Apparently physics enthusiasts get more options. 

### The matter of actual article categories is more messy, see https://arxiv.org/ and https://arxiv.org/help/prep#subj
Physics gets an additional level of gradation: e.g. *physics:astro-ph* is a subset of *physics*. And the categorization chosen by an author her- or himself is finer and may be multiple, e.g. *cs.ai* (Computer Science: Artificial Intelligence) instead of just *cs*, together with *physics:astro-ph.GA* (Physics: Astrophysics: Astrophysics of Galaxies) instead of just *physics:astro-ph* (assuming that the article was both about Artificial Intelligence and Galaxies). But, again, first of the categories is the primary one.

In [4]:
# Create new dictionaries.

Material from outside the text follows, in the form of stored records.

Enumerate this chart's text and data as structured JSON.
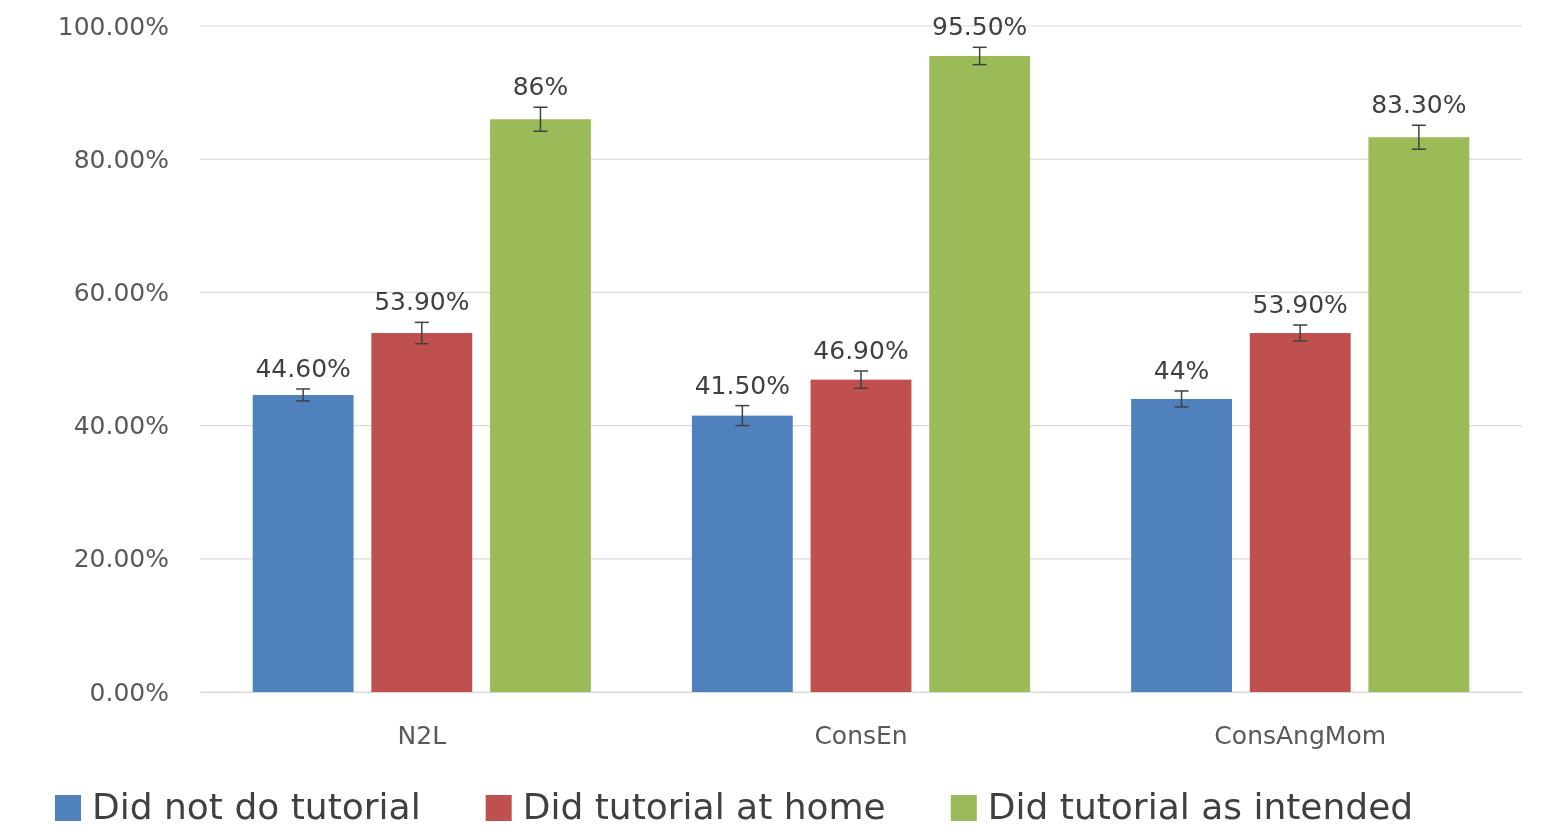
{
  "chart_data": {
    "type": "bar",
    "categories": [
      "N2L",
      "ConsEn",
      "ConsAngMom"
    ],
    "series": [
      {
        "name": "Did not do tutorial",
        "color": "#4f81bd",
        "values": [
          44.6,
          41.5,
          44
        ],
        "errors": [
          0.9,
          1.5,
          1.2
        ],
        "value_labels": [
          "44.60%",
          "41.50%",
          "44%"
        ]
      },
      {
        "name": "Did tutorial at home",
        "color": "#c0504d",
        "values": [
          53.9,
          46.9,
          53.9
        ],
        "errors": [
          1.6,
          1.3,
          1.2
        ],
        "value_labels": [
          "53.90%",
          "46.90%",
          "53.90%"
        ]
      },
      {
        "name": "Did tutorial as intended",
        "color": "#9bbb59",
        "values": [
          86,
          95.5,
          83.3
        ],
        "errors": [
          1.8,
          1.3,
          1.8
        ],
        "value_labels": [
          "86%",
          "95.50%",
          "83.30%"
        ]
      }
    ],
    "ylim": [
      0,
      100
    ],
    "yticks": [
      {
        "value": 0,
        "label": "0.00%"
      },
      {
        "value": 20,
        "label": "20.00%"
      },
      {
        "value": 40,
        "label": "40.00%"
      },
      {
        "value": 60,
        "label": "60.00%"
      },
      {
        "value": 80,
        "label": "80.00%"
      },
      {
        "value": 100,
        "label": "100.00%"
      }
    ],
    "grid": "y",
    "legend": "bottom"
  }
}
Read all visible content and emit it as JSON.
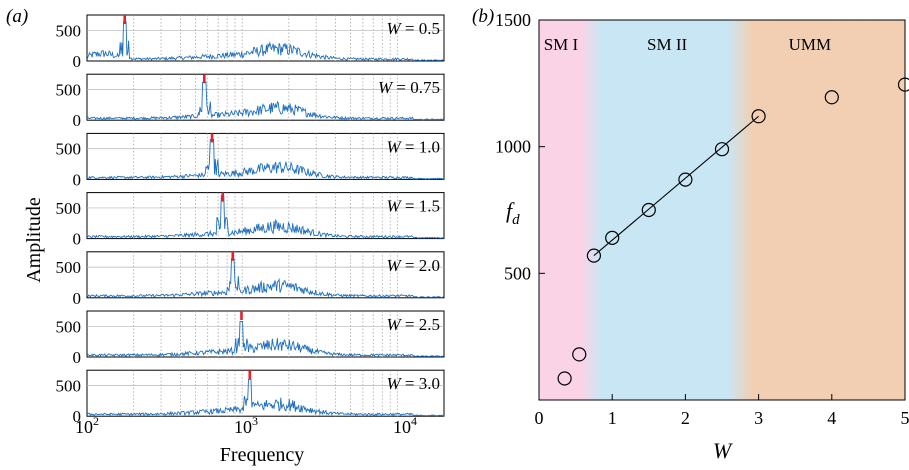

One with the top-level categories, and the second with physics genres.

pattern = re.compile('physics:(.+)')

physics_genres = {}
top_categories = {}

for category, description in categories.items():
    match = pattern.match(category)
    if match:
        physics_genres[match.group(1)] = description
    else:
        top_categories[category] = description
        
save_dict(physics_genres, "physics_genres.txt")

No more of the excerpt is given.